If you have balance issues or are not engaging your core properly, some of these exercises may seem too easy or far too difficult. Use my video below, as well as the Coaching in the workout itself to focus on modifying exercises so that you can intensify over time.

I am not a big fan of the "X2 Diver" exercise in this routine. Personally, I think it seems a bit out of place in this routine. To have you catch yourself in a push-up position on the very first day of the program seems a bit extreme. I discuss this in my video below, and show a way to modify.


This, along with a lot of the other P90X2 workouts, will actually become more and more difficult the more you do them and the better you get at the exercises. A lot of these exercises have a decent learning curve to them so for example, the first few times you do it, you may only be able to get a couple reps of a specific exercise before you have to modify to finish.

As your skill level increases and you become better at a given exercise, you will then be able to do more repetitions, therefore increasing the intensity of the workout.

This is definitely a different routine than what one may be used to on day 1 of Beachbody's other programs like P90X or even Insanity. This is not a muscle scorching or even a hardcore cardio-esque routine. Instead, it is designed to systematically build up your skill and core strength so that you can maximize your results during Phase 2.

Having said that, this routine is difficult enough in its own ways, especially to folks who are new to this kind of training.

Difficulty: 4/5

Workout Design

All P90X2 workouts have lengthy, dynamic warmups designed to prep the body for the athletic training. I am glad to see Beachbody do away with the rather outdated static stretching found in P90X, for example. Instead, by warming the body up dynamically, you are better prepared to move in a variety of planes athletically and therefore maximize your training.

The workout itself is split up into 17 straight exercises with very little break in between each one.

This routine is not intended to have you laying on the ground doing crunches all day (that idea is also out-dated), nor will it crank your heart rate through the roof, but there are a list of exercises here to get your body used to the idea of engaging the core.

For majority of the people doing this routine, there will be a lot of new and interesting exercises here to keep you interested!

Workout Design: 5/5


  1. Have a towel nearby to ensure that your hands are dry.
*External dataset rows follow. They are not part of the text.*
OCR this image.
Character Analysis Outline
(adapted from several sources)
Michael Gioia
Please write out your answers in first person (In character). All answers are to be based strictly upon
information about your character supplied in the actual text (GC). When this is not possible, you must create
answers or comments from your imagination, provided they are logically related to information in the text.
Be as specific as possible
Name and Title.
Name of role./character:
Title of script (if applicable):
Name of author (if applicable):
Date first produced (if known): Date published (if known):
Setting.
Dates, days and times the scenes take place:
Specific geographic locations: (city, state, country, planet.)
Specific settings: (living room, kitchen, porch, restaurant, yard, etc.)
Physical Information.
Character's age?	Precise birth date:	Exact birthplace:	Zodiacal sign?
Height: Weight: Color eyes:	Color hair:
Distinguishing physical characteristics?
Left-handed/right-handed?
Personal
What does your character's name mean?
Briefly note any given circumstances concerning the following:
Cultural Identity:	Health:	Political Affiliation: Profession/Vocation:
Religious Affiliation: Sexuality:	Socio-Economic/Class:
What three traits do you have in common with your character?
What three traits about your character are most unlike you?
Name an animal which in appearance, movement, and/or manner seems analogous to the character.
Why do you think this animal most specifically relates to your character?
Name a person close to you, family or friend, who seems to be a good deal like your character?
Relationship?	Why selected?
You will be doing push-ups on stability balls and medicine balls, it is dangerous to do so with wet hands.

  2. Make every single repetition count! This is not a routine designed to go for max reps necessarily, instead, you want to focus on engaging your core and listening to the cues in the workout as well as any tips I can give you in the video below to maximize every single exercise.

  3. Form is king.

  4. If you reach a point where you can do full reps with great form, then don't be afraid of adding extra reps in to increase intensity. Do not rush things, however.


As I said, this is not the most difficult or crushing routine by any stretch of the imagination. However, this routine has its purpose in the P90X2 schedule, and that is so that you can practice properly engaging your core, not to mention working on some of these balance and coordination elements and movement patterns so that you can maximize your results from Phase 2 and 3.